Retirees Need To Lower Investment Expectations

October 27th, 2008  |  Published in Retirement

There’s nothing like taking 20% or 30% off portfolio values to really put the concept of risk into focus. This story about a cardiac surgeon is a positive one as it shows how one person recognized the volatility of the markets from the dot-com bubble burst in 2000 – 2002, and was positioned well during the recent downturn.

What worried Dr. Palanisamy, however, was a rerun of his experience in the bear market of 2000 to 2002, when his then-financial manager encouraged him to invest big amounts of money in a few high-technology areas.

“I took a big beating,” he recalls. “I knew I couldn’t afford to have that happen again.”
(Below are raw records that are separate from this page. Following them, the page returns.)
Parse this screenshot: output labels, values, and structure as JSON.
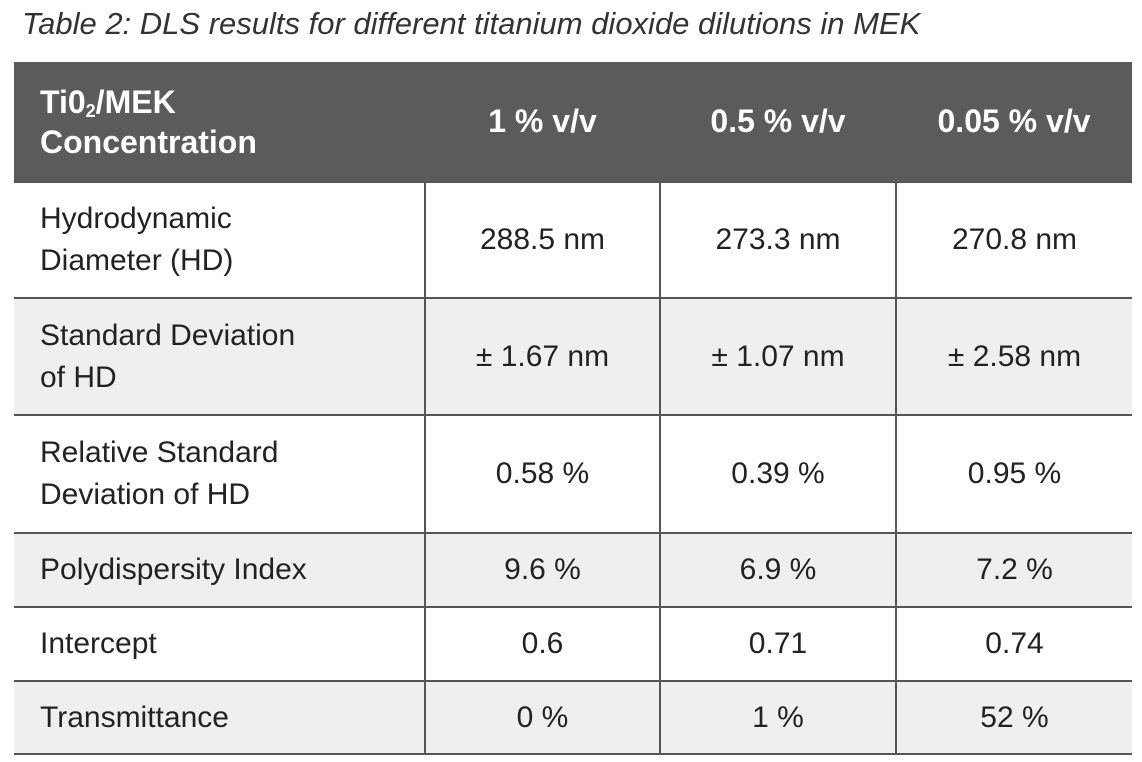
{
  "caption": "Table 2: DLS results for different titanium dioxide dilutions in MEK",
  "table": {
    "header": {
      "first": {
        "prefix": "Ti0",
        "subscript": "2",
        "suffix": "/MEK",
        "line2": "Concentration"
      },
      "columns": [
        "1 % v/v",
        "0.5 % v/v",
        "0.05 % v/v"
      ]
    },
    "rows": [
      {
        "label": [
          "Hydrodynamic",
          "Diameter (HD)"
        ],
        "cells": [
          "288.5 nm",
          "273.3 nm",
          "270.8 nm"
        ]
      },
      {
        "label": [
          "Standard Deviation",
          "of HD"
        ],
        "cells": [
          "± 1.67 nm",
          "± 1.07 nm",
          "± 2.58 nm"
        ]
      },
      {
        "label": [
          "Relative Standard",
          "Deviation of HD"
        ],
        "cells": [
          "0.58 %",
          "0.39 %",
          "0.95 %"
        ]
      },
      {
        "label": [
          "Polydispersity Index"
        ],
        "cells": [
          "9.6 %",
          "6.9 %",
          "7.2 %"
        ]
      },
      {
        "label": [
          "Intercept"
        ],
        "cells": [
          "0.6",
          "0.71",
          "0.74"
        ]
      },
      {
        "label": [
          "Transmittance"
        ],
        "cells": [
          "0 %",
          "1 %",
          "52 %"
        ]
      }
    ]
  }
}
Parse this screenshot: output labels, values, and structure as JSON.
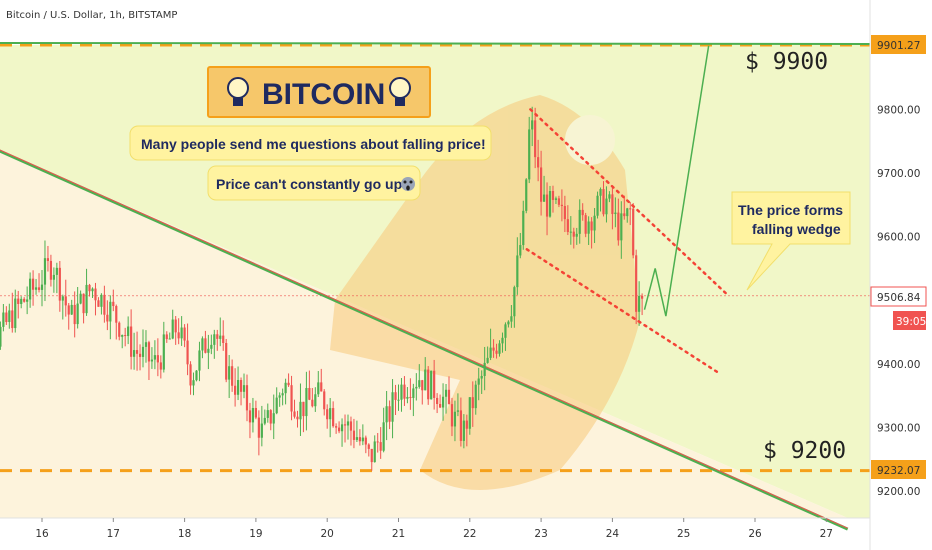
{
  "header": {
    "symbol": "Bitcoin / U.S. Dollar, 1h, BITSTAMP"
  },
  "banner": {
    "title": "BITCOIN",
    "note1": "Many people send me questions about falling price!",
    "note2": "Price can't constantly go up",
    "note3_line1": "The price forms",
    "note3_line2": "falling wedge"
  },
  "labels": {
    "target_high": "$ 9900",
    "target_low": "$ 9200"
  },
  "price_tags": {
    "resistance": "9901.27",
    "current": "9506.84",
    "countdown": "39:05",
    "support": "9232.07"
  },
  "colors": {
    "bull": "#4caf50",
    "bear": "#ef5350",
    "support_line": "#f5a01a",
    "trend_line": "#4caf50",
    "wedge": "#f44336",
    "zone_green": "#f1f7c8",
    "zone_orange": "#fdf3dc",
    "current_tag": "#f05350"
  },
  "chart_data": {
    "type": "candlestick",
    "xlabel": "",
    "ylabel": "",
    "ylim": [
      9140,
      9945
    ],
    "x_ticks": [
      "16",
      "17",
      "18",
      "19",
      "20",
      "21",
      "22",
      "23",
      "24",
      "25",
      "26",
      "27"
    ],
    "y_ticks": [
      "9200.00",
      "9300.00",
      "9400.00",
      "9500.00",
      "9600.00",
      "9700.00",
      "9800.00"
    ],
    "levels": {
      "resistance": 9901.27,
      "support": 9232.07,
      "current": 9506.84
    },
    "candle_anchors": [
      [
        "15",
        9160
      ],
      [
        "15.3",
        9430
      ],
      [
        "15.6",
        9480
      ],
      [
        "15.9",
        9520
      ],
      [
        "16.15",
        9560
      ],
      [
        "16.4",
        9470
      ],
      [
        "16.7",
        9520
      ],
      [
        "17",
        9480
      ],
      [
        "17.3",
        9420
      ],
      [
        "17.6",
        9400
      ],
      [
        "17.9",
        9460
      ],
      [
        "18.1",
        9380
      ],
      [
        "18.4",
        9460
      ],
      [
        "18.6",
        9390
      ],
      [
        "18.9",
        9330
      ],
      [
        "19.1",
        9290
      ],
      [
        "19.4",
        9370
      ],
      [
        "19.6",
        9330
      ],
      [
        "19.9",
        9350
      ],
      [
        "20.1",
        9320
      ],
      [
        "20.4",
        9290
      ],
      [
        "20.6",
        9250
      ],
      [
        "20.8",
        9300
      ],
      [
        "21.0",
        9360
      ],
      [
        "21.3",
        9380
      ],
      [
        "21.6",
        9350
      ],
      [
        "21.9",
        9290
      ],
      [
        "22.1",
        9360
      ],
      [
        "22.4",
        9440
      ],
      [
        "22.6",
        9500
      ],
      [
        "22.75",
        9620
      ],
      [
        "22.85",
        9790
      ],
      [
        "23.0",
        9660
      ],
      [
        "23.3",
        9630
      ],
      [
        "23.6",
        9620
      ],
      [
        "23.9",
        9660
      ],
      [
        "24.1",
        9610
      ],
      [
        "24.25",
        9640
      ],
      [
        "24.33",
        9500
      ],
      [
        "24.45",
        9490
      ]
    ],
    "projection": [
      [
        "24.45",
        9485
      ],
      [
        "24.6",
        9550
      ],
      [
        "24.75",
        9475
      ],
      [
        "25.35",
        9900
      ]
    ],
    "trendline": [
      [
        "15.0",
        9755
      ],
      [
        "27.3",
        9140
      ]
    ],
    "wedge_upper": [
      [
        "22.85",
        9800
      ],
      [
        "25.6",
        9510
      ]
    ],
    "wedge_lower": [
      [
        "22.8",
        9580
      ],
      [
        "25.5",
        9385
      ]
    ]
  }
}
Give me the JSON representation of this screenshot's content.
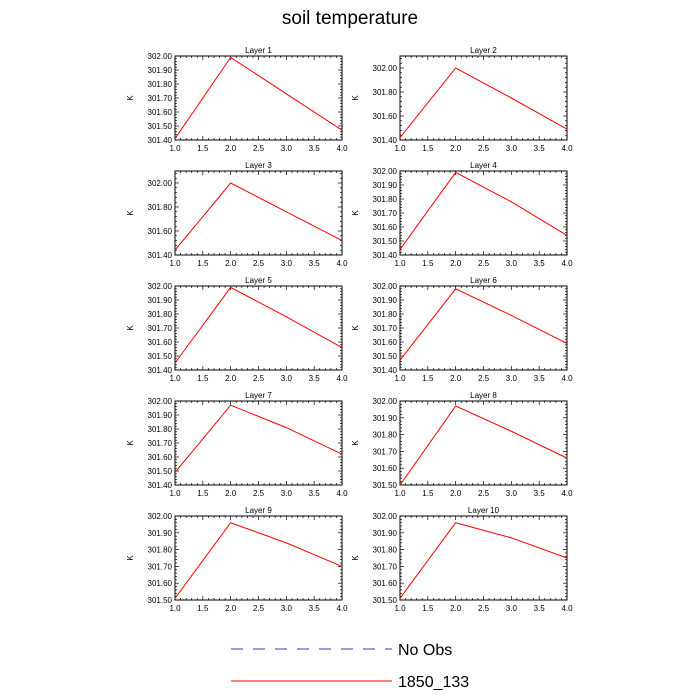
{
  "title": "soil temperature",
  "legend": {
    "placement": "bottom-center",
    "items": [
      {
        "label": "No Obs",
        "color": "#3333cc",
        "style": "dashed"
      },
      {
        "label": "1850_133",
        "color": "#ff0000",
        "style": "solid"
      }
    ]
  },
  "chart_data": [
    {
      "type": "line",
      "title": "Layer 1",
      "ylabel": "K",
      "xlim": [
        1.0,
        4.0
      ],
      "ylim": [
        301.4,
        302.0
      ],
      "xticks": [
        "1.0",
        "1.5",
        "2.0",
        "2.5",
        "3.0",
        "3.5",
        "4.0"
      ],
      "yticks": [
        "301.40",
        "301.50",
        "301.60",
        "301.70",
        "301.80",
        "301.90",
        "302.00"
      ],
      "series": [
        {
          "name": "1850_133",
          "color": "#ff0000",
          "x": [
            1.0,
            2.0,
            3.0,
            4.0
          ],
          "y": [
            301.41,
            301.99,
            301.73,
            301.47
          ]
        }
      ]
    },
    {
      "type": "line",
      "title": "Layer 2",
      "ylabel": "K",
      "xlim": [
        1.0,
        4.0
      ],
      "ylim": [
        301.4,
        302.1
      ],
      "xticks": [
        "1.0",
        "1.5",
        "2.0",
        "2.5",
        "3.0",
        "3.5",
        "4.0"
      ],
      "yticks": [
        "301.40",
        "301.60",
        "301.80",
        "302.00"
      ],
      "series": [
        {
          "name": "1850_133",
          "color": "#ff0000",
          "x": [
            1.0,
            2.0,
            3.0,
            4.0
          ],
          "y": [
            301.42,
            302.0,
            301.75,
            301.49
          ]
        }
      ]
    },
    {
      "type": "line",
      "title": "Layer 3",
      "ylabel": "K",
      "xlim": [
        1.0,
        4.0
      ],
      "ylim": [
        301.4,
        302.1
      ],
      "xticks": [
        "1.0",
        "1.5",
        "2.0",
        "2.5",
        "3.0",
        "3.5",
        "4.0"
      ],
      "yticks": [
        "301.40",
        "301.60",
        "301.80",
        "302.00"
      ],
      "series": [
        {
          "name": "1850_133",
          "color": "#ff0000",
          "x": [
            1.0,
            2.0,
            3.0,
            4.0
          ],
          "y": [
            301.44,
            302.0,
            301.76,
            301.52
          ]
        }
      ]
    },
    {
      "type": "line",
      "title": "Layer 4",
      "ylabel": "K",
      "xlim": [
        1.0,
        4.0
      ],
      "ylim": [
        301.4,
        302.0
      ],
      "xticks": [
        "1.0",
        "1.5",
        "2.0",
        "2.5",
        "3.0",
        "3.5",
        "4.0"
      ],
      "yticks": [
        "301.40",
        "301.50",
        "301.60",
        "301.70",
        "301.80",
        "301.90",
        "302.00"
      ],
      "series": [
        {
          "name": "1850_133",
          "color": "#ff0000",
          "x": [
            1.0,
            2.0,
            3.0,
            4.0
          ],
          "y": [
            301.44,
            301.99,
            301.78,
            301.54
          ]
        }
      ]
    },
    {
      "type": "line",
      "title": "Layer 5",
      "ylabel": "K",
      "xlim": [
        1.0,
        4.0
      ],
      "ylim": [
        301.4,
        302.0
      ],
      "xticks": [
        "1.0",
        "1.5",
        "2.0",
        "2.5",
        "3.0",
        "3.5",
        "4.0"
      ],
      "yticks": [
        "301.40",
        "301.50",
        "301.60",
        "301.70",
        "301.80",
        "301.90",
        "302.00"
      ],
      "series": [
        {
          "name": "1850_133",
          "color": "#ff0000",
          "x": [
            1.0,
            2.0,
            3.0,
            4.0
          ],
          "y": [
            301.45,
            301.99,
            301.78,
            301.56
          ]
        }
      ]
    },
    {
      "type": "line",
      "title": "Layer 6",
      "ylabel": "K",
      "xlim": [
        1.0,
        4.0
      ],
      "ylim": [
        301.4,
        302.0
      ],
      "xticks": [
        "1.0",
        "1.5",
        "2.0",
        "2.5",
        "3.0",
        "3.5",
        "4.0"
      ],
      "yticks": [
        "301.40",
        "301.50",
        "301.60",
        "301.70",
        "301.80",
        "301.90",
        "302.00"
      ],
      "series": [
        {
          "name": "1850_133",
          "color": "#ff0000",
          "x": [
            1.0,
            2.0,
            3.0,
            4.0
          ],
          "y": [
            301.47,
            301.98,
            301.79,
            301.59
          ]
        }
      ]
    },
    {
      "type": "line",
      "title": "Layer 7",
      "ylabel": "K",
      "xlim": [
        1.0,
        4.0
      ],
      "ylim": [
        301.4,
        302.0
      ],
      "xticks": [
        "1.0",
        "1.5",
        "2.0",
        "2.5",
        "3.0",
        "3.5",
        "4.0"
      ],
      "yticks": [
        "301.40",
        "301.50",
        "301.60",
        "301.70",
        "301.80",
        "301.90",
        "302.00"
      ],
      "series": [
        {
          "name": "1850_133",
          "color": "#ff0000",
          "x": [
            1.0,
            2.0,
            3.0,
            4.0
          ],
          "y": [
            301.49,
            301.97,
            301.81,
            301.62
          ]
        }
      ]
    },
    {
      "type": "line",
      "title": "Layer 8",
      "ylabel": "K",
      "xlim": [
        1.0,
        4.0
      ],
      "ylim": [
        301.5,
        302.0
      ],
      "xticks": [
        "1.0",
        "1.5",
        "2.0",
        "2.5",
        "3.0",
        "3.5",
        "4.0"
      ],
      "yticks": [
        "301.50",
        "301.60",
        "301.70",
        "301.80",
        "301.90",
        "302.00"
      ],
      "series": [
        {
          "name": "1850_133",
          "color": "#ff0000",
          "x": [
            1.0,
            2.0,
            3.0,
            4.0
          ],
          "y": [
            301.5,
            301.97,
            301.82,
            301.66
          ]
        }
      ]
    },
    {
      "type": "line",
      "title": "Layer 9",
      "ylabel": "K",
      "xlim": [
        1.0,
        4.0
      ],
      "ylim": [
        301.5,
        302.0
      ],
      "xticks": [
        "1.0",
        "1.5",
        "2.0",
        "2.5",
        "3.0",
        "3.5",
        "4.0"
      ],
      "yticks": [
        "301.50",
        "301.60",
        "301.70",
        "301.80",
        "301.90",
        "302.00"
      ],
      "series": [
        {
          "name": "1850_133",
          "color": "#ff0000",
          "x": [
            1.0,
            2.0,
            3.0,
            4.0
          ],
          "y": [
            301.51,
            301.96,
            301.84,
            301.7
          ]
        }
      ]
    },
    {
      "type": "line",
      "title": "Layer 10",
      "ylabel": "K",
      "xlim": [
        1.0,
        4.0
      ],
      "ylim": [
        301.5,
        302.0
      ],
      "xticks": [
        "1.0",
        "1.5",
        "2.0",
        "2.5",
        "3.0",
        "3.5",
        "4.0"
      ],
      "yticks": [
        "301.50",
        "301.60",
        "301.70",
        "301.80",
        "301.90",
        "302.00"
      ],
      "series": [
        {
          "name": "1850_133",
          "color": "#ff0000",
          "x": [
            1.0,
            2.0,
            3.0,
            4.0
          ],
          "y": [
            301.51,
            301.96,
            301.87,
            301.75
          ]
        }
      ]
    }
  ]
}
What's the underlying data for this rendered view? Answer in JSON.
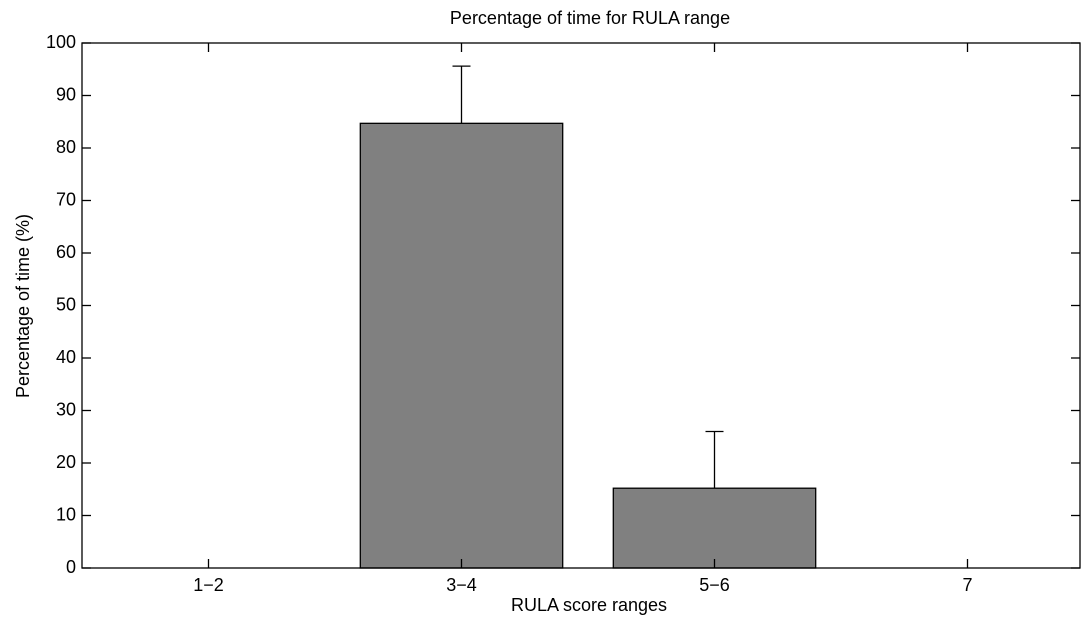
{
  "chart_data": {
    "type": "bar",
    "title": "Percentage of time for RULA range",
    "x_label": "RULA score ranges",
    "y_label": "Percentage of time (%)",
    "categories": [
      "1−2",
      "3−4",
      "5−6",
      "7"
    ],
    "values": [
      0,
      84.7,
      15.2,
      0
    ],
    "errors": [
      null,
      10.9,
      10.8,
      null
    ],
    "color": "#808080",
    "ylim": [
      0,
      100
    ],
    "yticks": [
      0,
      10,
      20,
      30,
      40,
      50,
      60,
      70,
      80,
      90,
      100
    ]
  }
}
Today, even with the stock market in the midst of another wrenching period of losses and volatility, the 55-year-old Dr. Palanisamy is calm. Thanks to a new financial adviser, his portfolio is a blend of U.S. Treasurys, high-quality corporate bonds, high-yield debt securities, diversified blue-chip stocks and customized contracts that promise him at least part of the increases in specified stock-market indexes while limiting the losses he will have to absorb.

The lesson to learn? If you’re a retiree nowadays, follow the path of Dr. Palanisamy and manage the risk in your portfolio and learn from past mistakes.